Зал судебных заседаний притих. Репортеры смотрят на Эдит Бетюн так, будто благодаря ей на их глазах ожили страницы истории. Голос судьи звучит неожиданно мягко:
— Мадам, вы можете нам сказать, что было написано на обратной стороне картины? Это, по всей вероятности, ключевой вопрос данного судебного разбирательства. Постарайтесь вспомнить дословно.
Эдит Бетюн снова оглядывает публику в зале:
— О да. Я прекрасно все помню. А запомнила потому, что никак не могла понять, что бы это могло значить. Там было написано мелом: «Herr Kommandant, qui comprendra: pas pris, mai donne». — Она делает паузу и переводит: — «Господину коменданту, который поймет: не взято, а отдано».
36
Лив слышит, как шум все нарастает.
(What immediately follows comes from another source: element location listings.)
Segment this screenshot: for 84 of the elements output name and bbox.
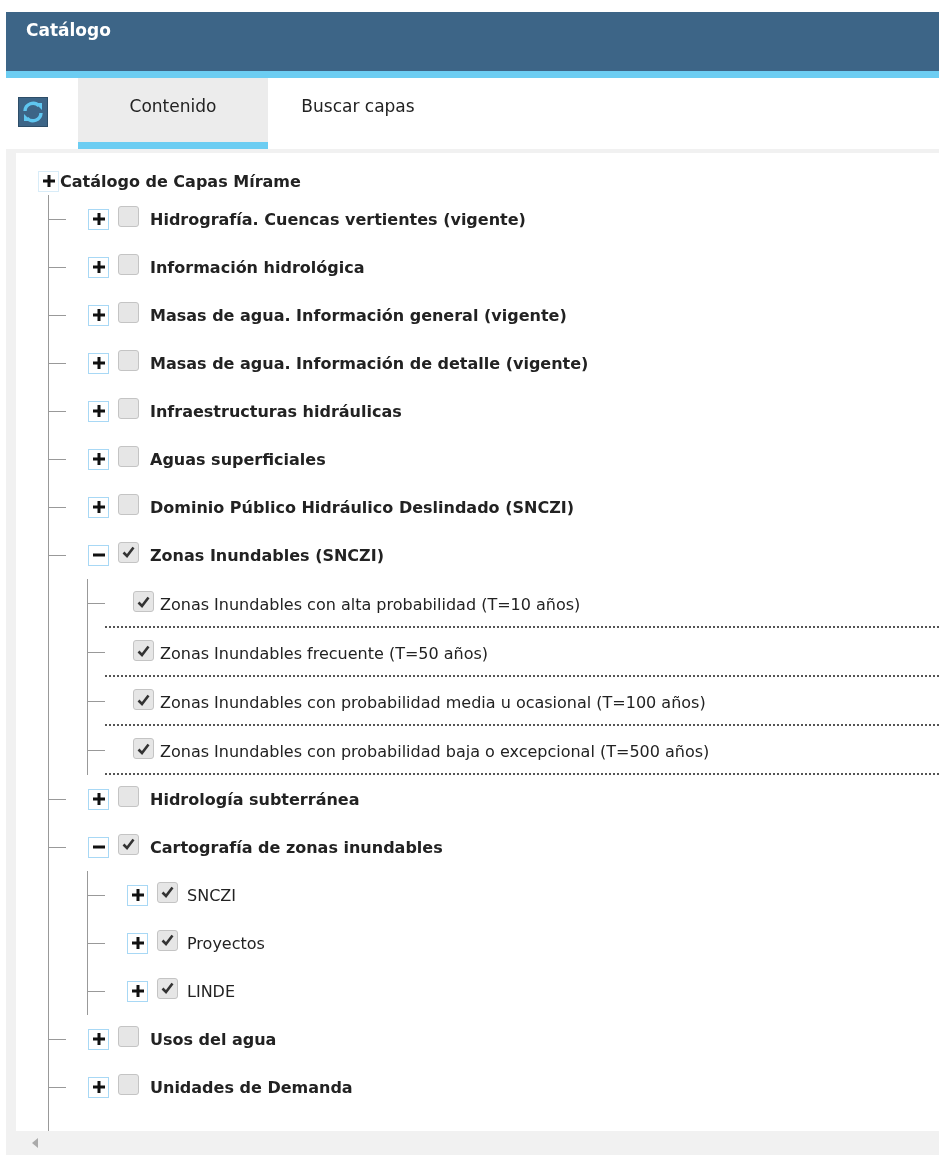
expand-toggle[interactable]: [88, 256, 109, 278]
group-label: SNCZI: [187, 885, 236, 905]
catalog-root-label: Catálogo de Capas Mírame: [60, 171, 301, 191]
group-label: Masas de agua. Información general (vigente): [150, 305, 567, 325]
group-label: Usos del agua: [150, 1029, 277, 1049]
expand-toggle[interactable]: [127, 980, 148, 1002]
check-icon: [137, 693, 150, 706]
expand-toggle[interactable]: [88, 400, 109, 422]
layer-checkbox[interactable]: [133, 738, 154, 759]
group-label: Zonas Inundables (SNCZI): [150, 545, 384, 565]
expand-toggle[interactable]: [88, 1028, 109, 1050]
plus-icon: [91, 260, 106, 274]
expand-toggle[interactable]: [38, 170, 59, 192]
group-label: Hidrografía. Cuencas vertientes (vigente): [150, 209, 526, 229]
tab[interactable]: Contenido: [78, 77, 268, 149]
plus-icon: [91, 452, 106, 466]
layer-label: Zonas Inundables con alta probabilidad (T=10 años): [160, 595, 581, 614]
plus-icon: [41, 174, 56, 188]
panel-title: Catálogo: [26, 20, 111, 40]
plus-icon: [91, 1080, 106, 1094]
plus-icon: [91, 404, 106, 418]
layer-checkbox[interactable]: [118, 253, 139, 275]
plus-icon: [91, 212, 106, 226]
plus-icon: [130, 984, 145, 998]
layer-checkbox[interactable]: [133, 689, 154, 710]
minus-icon: [91, 553, 106, 557]
expand-toggle[interactable]: [88, 352, 109, 374]
layer-checkbox[interactable]: [157, 929, 178, 951]
group-label: Unidades de Demanda: [150, 1077, 353, 1097]
layer-checkbox[interactable]: [133, 640, 154, 661]
layer-checkbox[interactable]: [118, 833, 139, 855]
group-label: Dominio Público Hidráulico Deslindado (SNCZI): [150, 497, 574, 517]
check-icon: [122, 546, 135, 558]
check-icon: [161, 982, 174, 994]
layer-checkbox[interactable]: [118, 205, 139, 227]
expand-toggle[interactable]: [88, 788, 109, 810]
plus-icon: [91, 792, 106, 806]
group-label: Proyectos: [187, 933, 265, 953]
plus-icon: [91, 1032, 106, 1046]
plus-icon: [91, 308, 106, 322]
check-icon: [161, 886, 174, 898]
minus-icon: [91, 845, 106, 849]
layer-checkbox[interactable]: [118, 349, 139, 371]
layer-checkbox[interactable]: [118, 1025, 139, 1047]
check-icon: [137, 595, 150, 608]
plus-icon: [130, 936, 145, 950]
expand-toggle[interactable]: [127, 932, 148, 954]
layer-label: Zonas Inundables frecuente (T=50 años): [160, 644, 489, 663]
check-icon: [122, 838, 135, 850]
group-label: LINDE: [187, 981, 236, 1001]
layer-checkbox[interactable]: [118, 1073, 139, 1095]
layer-label: Zonas Inundables con probabilidad media u ocasional (T=100 años): [160, 693, 706, 712]
layer-checkbox[interactable]: [118, 445, 139, 467]
expand-toggle[interactable]: [88, 448, 109, 470]
layer-checkbox[interactable]: [118, 785, 139, 807]
layer-checkbox[interactable]: [118, 397, 139, 419]
expand-toggle[interactable]: [127, 884, 148, 906]
expand-toggle[interactable]: [88, 544, 109, 566]
check-icon: [137, 742, 150, 755]
expand-toggle[interactable]: [88, 1076, 109, 1098]
check-icon: [161, 934, 174, 946]
plus-icon: [130, 888, 145, 902]
refresh-icon: [21, 99, 45, 124]
expand-toggle[interactable]: [88, 836, 109, 858]
group-label: Hidrología subterránea: [150, 789, 360, 809]
plus-icon: [91, 356, 106, 370]
layer-checkbox[interactable]: [157, 977, 178, 999]
group-label: Infraestructuras hidráulicas: [150, 401, 402, 421]
group-label: Cartografía de zonas inundables: [150, 837, 443, 857]
expand-toggle[interactable]: [88, 208, 109, 230]
layer-label: Zonas Inundables con probabilidad baja o excepcional (T=500 años): [160, 742, 710, 761]
expand-toggle[interactable]: [88, 496, 109, 518]
layer-checkbox[interactable]: [118, 541, 139, 563]
expand-toggle[interactable]: [88, 304, 109, 326]
group-label: Información hidrológica: [150, 257, 365, 277]
layer-checkbox[interactable]: [133, 591, 154, 612]
layer-checkbox[interactable]: [118, 301, 139, 323]
group-label: Aguas superficiales: [150, 449, 326, 469]
check-icon: [137, 644, 150, 657]
plus-icon: [91, 500, 106, 514]
refresh-button[interactable]: [18, 96, 48, 127]
layer-checkbox[interactable]: [157, 881, 178, 903]
group-label: Masas de agua. Información de detalle (vigente): [150, 353, 589, 373]
layer-checkbox[interactable]: [118, 493, 139, 515]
Ей кажется, будто у нее над головой кружится стая птиц. Она видит, как журналисты, с авторучками наготове, окружают старую женщину в инвалидном кресле, а судья, призывая к тишине, безуспешно стучит своим молотком. Она смотрит на галерею для публики, и до нее внезапно доносится звук аплодисментов. И ей непонятно, кому аплодируют все эти люди: то ли старой женщине, то ли торжеству справедливости.
Пол с трудом пробивается к Лив. Оказавшись наконец рядом, он притягивает ее к себе и с явным облегчением в голосе шепчет ей на ухо:
— Лив, она твоя. Она твоя.
— Она выжила! — то ли смеется, то ли плачет Лив. — Они нашли друг друга.